Stauning ist einer der angesagtesten Whiskys und kommt aus Dänemark
Stauning ist einer der angesagtesten Whiskys und kommt aus Dänemark
© Christoph Fröhlich
Bei Whisky denken die meisten an Schottland und Irland, an Kanada und die USA. Dabei kommt mit Stauning einer der interessantesten aus Dänemark. Der Roggen-Whisky begeistert mit einer Mischung aus Karamell und Würze.

Vier Ingenieure, ein Helikopter-Pilot, ein Doktor, ein Koch, ein Lehrer und ein Metzger gehen zusammen in eine Bar. Klingt nach dem Anfang eines mäßigen Witzes? Nunja, viel eher ist es der Auftakt einer Erfolgsgeschichte in der Welt der Whiskys, wie es sie nur selten gibt. Es ist die Geschichte von Stauning Whisky aus Dänemark.

Sie begann im Jahr 2005 mit einer Radiosendung über schottische Destillerien. Darin wurde behauptet, es sei im Grunde ganz einfach, Whisky zu brennen - die Schwierigkeit liege lediglich darin, dass er am Ende auch schmeckt. Martin, einer der späteren Gründer der Destille, hörte jenen Radiobeitrag und wunderte sich, warum in seiner Heimat das noch niemand versucht hatte.

"Whisky produzieren macht mehr Spaß als Handball"

Und weil er lieber macht statt nur darüber zu reden, trommelte Martin 13 Familienmitglieder und Freunde zusammen - am Ende ließen sich neun auf das Abenteuer ein, den ersten dänischen Whisky zu produzieren. Einer von ihnen ist Alex Munch, der bis heute immer noch für die Destille arbeitet. "Ich war gerade dabei mich einem Handball-Team anzuschließen, doch dann wurde ich gefragt ob ich nicht lieber dänischen Whisky machen möchte. Und ich dachte mir, das macht mehr Spaß als Handball - also sagte ich zu. Meine Frau war zugegeben nicht so angetan von der Sache."

Alex Munch (rechts) ist einer der Gründer der Stauning Distillery
Alex Munch (rechts), einer der Gründer der Stauning Distillery, bei der Vorstellung der neuen Stauning-Flaschen in der Hamburger Bar Le Lion
© Christoph Fröhlich

Der Tatendrang war groß, es gab nur ein Problem: Keiner der neun hatte auch nur eine Ahnung, wie man Whisky produziert. "Das war für uns aber auch eine Chance. Ein Destillateur würde sagen: So muss man einen Whisky machen. Aber wir hatten keine Idee, wo wir anfangen sollten. Also kauften wir uns ein paar Bücher, wühlten uns durch die Geschichte und lernten von der Pike auf, wie man Whisky macht.

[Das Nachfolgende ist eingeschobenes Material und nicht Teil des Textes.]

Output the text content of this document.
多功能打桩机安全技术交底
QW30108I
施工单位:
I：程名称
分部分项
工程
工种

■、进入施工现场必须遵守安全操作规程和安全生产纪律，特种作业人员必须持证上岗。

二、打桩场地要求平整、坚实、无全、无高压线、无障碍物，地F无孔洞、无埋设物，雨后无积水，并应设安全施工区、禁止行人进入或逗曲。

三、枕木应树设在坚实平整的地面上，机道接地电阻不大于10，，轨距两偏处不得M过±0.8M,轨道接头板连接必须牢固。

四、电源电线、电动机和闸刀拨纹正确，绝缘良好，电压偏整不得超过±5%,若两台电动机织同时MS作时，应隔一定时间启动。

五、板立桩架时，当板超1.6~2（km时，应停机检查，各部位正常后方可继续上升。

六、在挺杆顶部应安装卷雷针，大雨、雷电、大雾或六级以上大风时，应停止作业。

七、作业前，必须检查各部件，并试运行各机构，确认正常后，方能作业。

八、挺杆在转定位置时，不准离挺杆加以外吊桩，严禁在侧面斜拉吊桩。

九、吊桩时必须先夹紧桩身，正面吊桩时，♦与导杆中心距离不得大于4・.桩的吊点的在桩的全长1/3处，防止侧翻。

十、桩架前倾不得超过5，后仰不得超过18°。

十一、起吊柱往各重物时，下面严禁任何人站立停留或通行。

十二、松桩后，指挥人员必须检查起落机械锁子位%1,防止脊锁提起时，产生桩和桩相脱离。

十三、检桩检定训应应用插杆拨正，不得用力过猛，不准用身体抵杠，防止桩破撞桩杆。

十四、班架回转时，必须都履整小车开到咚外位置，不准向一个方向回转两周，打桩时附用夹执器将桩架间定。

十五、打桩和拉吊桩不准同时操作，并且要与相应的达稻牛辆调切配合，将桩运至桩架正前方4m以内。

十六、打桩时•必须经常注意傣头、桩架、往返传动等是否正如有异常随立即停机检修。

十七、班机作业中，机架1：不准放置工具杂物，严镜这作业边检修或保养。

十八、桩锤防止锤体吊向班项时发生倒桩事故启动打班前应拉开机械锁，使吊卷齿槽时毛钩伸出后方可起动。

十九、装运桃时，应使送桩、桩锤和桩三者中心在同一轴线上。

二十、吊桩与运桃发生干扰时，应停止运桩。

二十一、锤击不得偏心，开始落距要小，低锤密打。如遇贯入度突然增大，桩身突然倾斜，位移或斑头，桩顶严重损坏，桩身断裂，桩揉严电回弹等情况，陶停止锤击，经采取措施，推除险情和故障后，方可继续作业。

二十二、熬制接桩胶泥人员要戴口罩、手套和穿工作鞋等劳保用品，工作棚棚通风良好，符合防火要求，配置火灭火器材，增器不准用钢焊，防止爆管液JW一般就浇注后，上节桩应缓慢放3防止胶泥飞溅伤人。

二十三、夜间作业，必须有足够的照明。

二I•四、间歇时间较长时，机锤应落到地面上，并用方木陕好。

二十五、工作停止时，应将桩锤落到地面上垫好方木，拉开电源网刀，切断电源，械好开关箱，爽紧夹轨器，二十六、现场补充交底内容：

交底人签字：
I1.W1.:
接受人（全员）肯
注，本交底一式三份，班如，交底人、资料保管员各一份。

Denn so wie wir ihn heute machen, so wurde er schon vor 200 Jahren gemacht."

Der Bestseller der Marke ist der Rye Whisky auf Roggenbasis für rund 60 Euro je 0,7 Liter. Bei Rye denken Whisky-Liebhaber*innen vor allem an Kanada oder die USA. "Dabei waren es Deutsche, Dänen, Schweden und Norweger, die in die USA reisten und Whisky auf ihrer Reise dabei hatten", so Munch. "Die haben dann dort Roggen angebaut und weiter gebrannt. Ich sage deshalb gerne: Wir holen uns den Rye Whisky zurück."

Der Kampf um die Prozente

Der Stauning Rye Whisky weist einige Besonderheiten im Vergleich zu Mitbewerbern auf: Er besteht zu 70 Prozent aus gemälztem Roggen und 30 Prozent gemälzter Gerste, das Mischungsverhältnis allein ist ungewöhnlich. Bei der Produktion stehe zudem nicht die größte Ausbeute im Mittelpunkt. "Es geht uns nicht darum, so viel Alkohol wie möglich aus einer Tonne Getreide zu gewinnen, sondern um die Aromen."

Der Stauning Rye ist 3,5 Jahre alt, was ein sehr junges Alter für einen Whisky dieser Preisklasse ist. Trotzdem wirkt er weich und komplex zugleich mit einem Aromen-Mix zwischen Karamell und Würze. Das macht ihn auch interessant für all jene, die sonst eher selten Whisky im Glas haben. Zudem ist er eine tolle, wenn auch nicht preisgünstige Grundlage für Drinks wie etwa den Gold Rush.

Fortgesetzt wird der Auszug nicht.